Kira betrachtete das kleine Gerät. „Du besitzt so etwas?“

Er schüttelte den Kopf. „Im Prinzip nicht. Und wenn die Intendantin das bemerkt, wird sie nicht sehr begeistert sein - vorausgesetzt, sie überlebt ihre kleine Meinungsverschiedenheit mit Shakaar.“ Er trommelte mit den Fingerspitzen auf der Metalloberfläche. „Ich habe es für dich ‘ausgeliehen’ - ich dachte mir, du brauchst es noch.“

„Für mich?“ Sie blickte ihn nachdenklich an, dann schüttelte sie den Kopf. „Du hast also tatsächlich vorgehabt, mir zu helfen... Antos, ich weiß nicht, ob ich jemals aus dir schlau werde.“

„Das ist schon in Ordnung so.“ Sein jungenhaftes Grinsen war beinahe wieder vollständig zurück-gekehrt. „Ich empfinde es als äußerst langweilig, wenn man vorhersehbar ist.“

* * *


Immer noch mit einem viel zu weiten Hemd bekleidet, welches nun Gesellschaft einer um einiges zu langen Hose bekommen hatte, stand Kira vor der Frachttransporterplattform. Es war die nächste Möglichkeit zum Beamen, welche zu gewissen Tageszeiten unauffällig genutzt werden konnte - wenn man Bareils Fähigkeiten besaß, die Lagerraumtüren kurzzuschließen.

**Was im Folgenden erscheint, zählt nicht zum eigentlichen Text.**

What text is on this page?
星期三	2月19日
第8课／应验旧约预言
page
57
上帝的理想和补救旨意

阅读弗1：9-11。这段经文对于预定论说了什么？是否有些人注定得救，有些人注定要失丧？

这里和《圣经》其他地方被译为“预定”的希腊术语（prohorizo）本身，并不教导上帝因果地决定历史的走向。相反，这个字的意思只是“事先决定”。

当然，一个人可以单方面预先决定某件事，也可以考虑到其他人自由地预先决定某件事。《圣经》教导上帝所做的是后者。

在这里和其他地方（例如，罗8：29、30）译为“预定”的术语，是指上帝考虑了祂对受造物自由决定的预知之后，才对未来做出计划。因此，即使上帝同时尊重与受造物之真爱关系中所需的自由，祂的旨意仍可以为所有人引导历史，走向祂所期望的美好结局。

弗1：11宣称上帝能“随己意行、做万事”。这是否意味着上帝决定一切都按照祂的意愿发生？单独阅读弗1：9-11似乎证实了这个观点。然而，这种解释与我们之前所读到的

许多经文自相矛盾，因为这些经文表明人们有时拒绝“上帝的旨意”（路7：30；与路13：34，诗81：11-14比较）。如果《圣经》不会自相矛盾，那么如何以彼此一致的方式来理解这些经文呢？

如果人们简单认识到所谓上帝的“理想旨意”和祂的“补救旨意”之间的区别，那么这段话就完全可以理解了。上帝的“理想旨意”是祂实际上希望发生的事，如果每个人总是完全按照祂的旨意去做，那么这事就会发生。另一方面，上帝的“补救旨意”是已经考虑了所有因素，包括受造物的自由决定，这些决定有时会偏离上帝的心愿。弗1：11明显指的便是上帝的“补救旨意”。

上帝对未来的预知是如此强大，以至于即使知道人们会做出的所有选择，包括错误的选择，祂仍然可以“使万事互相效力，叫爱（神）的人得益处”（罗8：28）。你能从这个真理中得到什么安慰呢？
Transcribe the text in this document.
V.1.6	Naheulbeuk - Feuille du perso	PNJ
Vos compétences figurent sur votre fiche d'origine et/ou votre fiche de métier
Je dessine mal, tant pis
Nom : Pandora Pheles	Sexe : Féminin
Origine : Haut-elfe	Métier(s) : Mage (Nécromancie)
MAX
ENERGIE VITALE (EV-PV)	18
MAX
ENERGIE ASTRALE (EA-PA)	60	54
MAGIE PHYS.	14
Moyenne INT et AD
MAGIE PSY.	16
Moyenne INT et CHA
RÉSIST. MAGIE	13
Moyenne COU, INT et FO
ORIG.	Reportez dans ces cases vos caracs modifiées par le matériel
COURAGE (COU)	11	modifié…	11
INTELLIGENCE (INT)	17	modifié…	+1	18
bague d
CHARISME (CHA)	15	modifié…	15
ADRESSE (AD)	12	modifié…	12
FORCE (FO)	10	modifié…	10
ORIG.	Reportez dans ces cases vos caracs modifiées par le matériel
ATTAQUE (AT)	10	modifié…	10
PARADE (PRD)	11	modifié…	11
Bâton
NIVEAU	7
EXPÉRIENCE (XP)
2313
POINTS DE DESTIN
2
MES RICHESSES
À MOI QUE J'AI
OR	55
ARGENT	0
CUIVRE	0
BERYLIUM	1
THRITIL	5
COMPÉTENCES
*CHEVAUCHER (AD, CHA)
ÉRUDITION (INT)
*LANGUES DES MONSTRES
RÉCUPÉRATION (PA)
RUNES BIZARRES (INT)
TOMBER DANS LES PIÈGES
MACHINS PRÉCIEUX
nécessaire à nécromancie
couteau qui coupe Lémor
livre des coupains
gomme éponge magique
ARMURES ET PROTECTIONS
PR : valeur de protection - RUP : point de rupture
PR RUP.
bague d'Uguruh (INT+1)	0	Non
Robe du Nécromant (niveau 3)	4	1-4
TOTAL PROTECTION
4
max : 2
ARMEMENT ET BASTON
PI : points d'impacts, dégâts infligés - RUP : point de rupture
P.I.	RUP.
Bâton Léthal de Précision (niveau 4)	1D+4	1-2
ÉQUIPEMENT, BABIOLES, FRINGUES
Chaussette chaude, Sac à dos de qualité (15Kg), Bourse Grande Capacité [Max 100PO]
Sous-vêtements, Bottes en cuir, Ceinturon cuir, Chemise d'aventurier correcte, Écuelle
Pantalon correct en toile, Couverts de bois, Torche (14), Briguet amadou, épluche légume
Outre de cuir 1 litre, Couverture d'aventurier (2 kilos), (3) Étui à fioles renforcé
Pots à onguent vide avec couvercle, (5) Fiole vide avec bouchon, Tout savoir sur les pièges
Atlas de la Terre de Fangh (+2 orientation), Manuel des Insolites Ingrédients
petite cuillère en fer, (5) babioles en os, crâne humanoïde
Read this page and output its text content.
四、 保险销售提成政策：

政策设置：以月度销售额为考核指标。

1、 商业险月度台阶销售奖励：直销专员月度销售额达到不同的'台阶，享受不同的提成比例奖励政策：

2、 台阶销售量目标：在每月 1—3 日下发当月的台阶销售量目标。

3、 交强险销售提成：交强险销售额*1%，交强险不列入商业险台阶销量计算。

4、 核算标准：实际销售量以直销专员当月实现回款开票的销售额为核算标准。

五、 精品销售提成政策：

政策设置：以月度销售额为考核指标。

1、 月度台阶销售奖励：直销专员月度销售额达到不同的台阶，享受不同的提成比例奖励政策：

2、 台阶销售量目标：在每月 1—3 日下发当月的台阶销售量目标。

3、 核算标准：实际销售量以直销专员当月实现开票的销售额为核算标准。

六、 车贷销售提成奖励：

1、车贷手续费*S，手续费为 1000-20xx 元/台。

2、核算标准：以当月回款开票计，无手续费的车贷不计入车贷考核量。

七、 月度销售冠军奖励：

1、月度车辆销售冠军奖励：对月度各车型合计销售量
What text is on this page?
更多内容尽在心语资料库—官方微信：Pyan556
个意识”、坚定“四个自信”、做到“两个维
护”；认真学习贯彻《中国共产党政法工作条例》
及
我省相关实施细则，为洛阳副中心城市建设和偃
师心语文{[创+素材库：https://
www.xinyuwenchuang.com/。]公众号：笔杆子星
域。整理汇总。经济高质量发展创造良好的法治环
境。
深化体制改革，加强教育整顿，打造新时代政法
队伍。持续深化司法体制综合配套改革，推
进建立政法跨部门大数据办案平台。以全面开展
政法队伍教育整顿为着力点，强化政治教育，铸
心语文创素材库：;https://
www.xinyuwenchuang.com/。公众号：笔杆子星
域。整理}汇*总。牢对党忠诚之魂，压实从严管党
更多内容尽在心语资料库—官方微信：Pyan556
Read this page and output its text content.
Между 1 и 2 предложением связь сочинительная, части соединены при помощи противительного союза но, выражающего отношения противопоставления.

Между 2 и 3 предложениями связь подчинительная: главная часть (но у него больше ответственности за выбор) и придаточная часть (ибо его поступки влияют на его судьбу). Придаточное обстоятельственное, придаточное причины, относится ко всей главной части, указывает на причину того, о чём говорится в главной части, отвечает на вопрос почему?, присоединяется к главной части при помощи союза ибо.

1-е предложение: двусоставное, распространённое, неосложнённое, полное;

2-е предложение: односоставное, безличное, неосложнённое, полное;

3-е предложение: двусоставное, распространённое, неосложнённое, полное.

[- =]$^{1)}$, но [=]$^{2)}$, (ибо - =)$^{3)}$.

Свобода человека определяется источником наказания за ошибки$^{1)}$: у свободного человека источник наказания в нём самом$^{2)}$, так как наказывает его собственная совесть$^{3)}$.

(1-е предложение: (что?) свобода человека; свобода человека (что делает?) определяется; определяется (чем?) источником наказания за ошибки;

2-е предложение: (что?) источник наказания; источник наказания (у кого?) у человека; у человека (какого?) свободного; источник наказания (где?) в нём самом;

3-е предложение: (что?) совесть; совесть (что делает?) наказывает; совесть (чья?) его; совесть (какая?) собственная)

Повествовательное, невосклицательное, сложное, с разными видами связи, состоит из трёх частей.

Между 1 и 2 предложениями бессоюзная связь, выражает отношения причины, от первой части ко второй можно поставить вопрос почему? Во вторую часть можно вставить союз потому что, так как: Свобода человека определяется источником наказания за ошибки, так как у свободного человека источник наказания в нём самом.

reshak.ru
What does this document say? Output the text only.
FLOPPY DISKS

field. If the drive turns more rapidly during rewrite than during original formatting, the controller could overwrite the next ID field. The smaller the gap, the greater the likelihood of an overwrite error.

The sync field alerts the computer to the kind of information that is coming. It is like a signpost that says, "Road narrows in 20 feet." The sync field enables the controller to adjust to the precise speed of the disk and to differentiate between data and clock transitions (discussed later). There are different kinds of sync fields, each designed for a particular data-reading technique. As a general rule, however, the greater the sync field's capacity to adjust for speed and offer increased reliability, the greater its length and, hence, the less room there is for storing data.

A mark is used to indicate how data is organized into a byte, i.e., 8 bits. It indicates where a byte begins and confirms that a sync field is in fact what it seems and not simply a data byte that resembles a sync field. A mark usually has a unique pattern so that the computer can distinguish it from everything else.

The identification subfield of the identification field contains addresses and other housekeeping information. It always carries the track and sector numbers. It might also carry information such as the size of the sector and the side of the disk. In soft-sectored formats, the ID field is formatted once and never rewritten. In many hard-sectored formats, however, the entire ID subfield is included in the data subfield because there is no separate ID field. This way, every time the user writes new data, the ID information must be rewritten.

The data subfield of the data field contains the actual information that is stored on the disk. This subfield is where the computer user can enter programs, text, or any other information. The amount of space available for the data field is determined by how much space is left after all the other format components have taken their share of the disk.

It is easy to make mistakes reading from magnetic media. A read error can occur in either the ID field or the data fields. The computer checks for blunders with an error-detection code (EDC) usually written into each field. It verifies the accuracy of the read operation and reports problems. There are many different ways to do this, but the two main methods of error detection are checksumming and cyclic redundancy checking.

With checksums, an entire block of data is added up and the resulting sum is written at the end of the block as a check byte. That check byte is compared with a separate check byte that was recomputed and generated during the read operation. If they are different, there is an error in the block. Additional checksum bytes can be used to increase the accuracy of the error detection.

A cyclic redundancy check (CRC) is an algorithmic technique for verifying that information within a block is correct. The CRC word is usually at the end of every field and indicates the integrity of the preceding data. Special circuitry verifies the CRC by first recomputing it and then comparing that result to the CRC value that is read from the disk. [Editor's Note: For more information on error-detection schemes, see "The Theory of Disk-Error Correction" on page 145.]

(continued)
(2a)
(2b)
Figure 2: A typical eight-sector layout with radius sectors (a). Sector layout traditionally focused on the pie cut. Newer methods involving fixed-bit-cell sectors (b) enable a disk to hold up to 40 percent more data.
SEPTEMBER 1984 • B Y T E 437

Etwas unschlüssig trat sie auf die Plattform. Die Transporterverbindung war mit den nötigen Koordinaten versehen worden, sie musste nur noch den Sensor betätigen. Zögernd streckte sie ihre Hand aus. „Willst du wirklich nicht mit mir kommen?“

Er schüttelte den Kopf. „Du wirst mir nie richtig vertrauen können - ich habe dir praktisch keine Möglichkeit dazu gelassen.“ Er lächelte sie an, es war aufmunternd gedacht, doch es funktionierte nicht völlig. „Darf ich dir noch eine Frage stellen?“ - Kira nickte.

„Warum hast du das alles getan? Ich begreife es nicht. An deiner Stelle hätte ich mich umgedreht und wäre gegangen.“

”Es gibt da diese Vision mit dem Haus und der Familie, und ich nehme die Visionen der Propheten nicht auf die leichte Schulter, auch wenn du das tust.”

Bareil lachte leise. ”Du scheinst mir nicht die Frau für ein häusliches Leben zu sein.”

Sie zuckte mit den Schultern. ”Ich kann mich auch nicht so sehen. Noch nicht. Doch wenn der Zeitpunkt kommt, will ich mit beiden Händen zugreifen können. Nenn es ruhig egoistisch.” Das Lächeln auf ihren Zügen wankte ein wenig. ”Wirst du dich greifen lassen?”

Bareil senkte seinen Kopf, als er ihn wieder anhob, lag etwas in seinen Augen, wonach Kira sich schon so lange gesehnt hatte: Mut. Er streckte den Arm aus, seine Fingerspitzen berührten die ihren und dann griff er für einen Moment fest zu.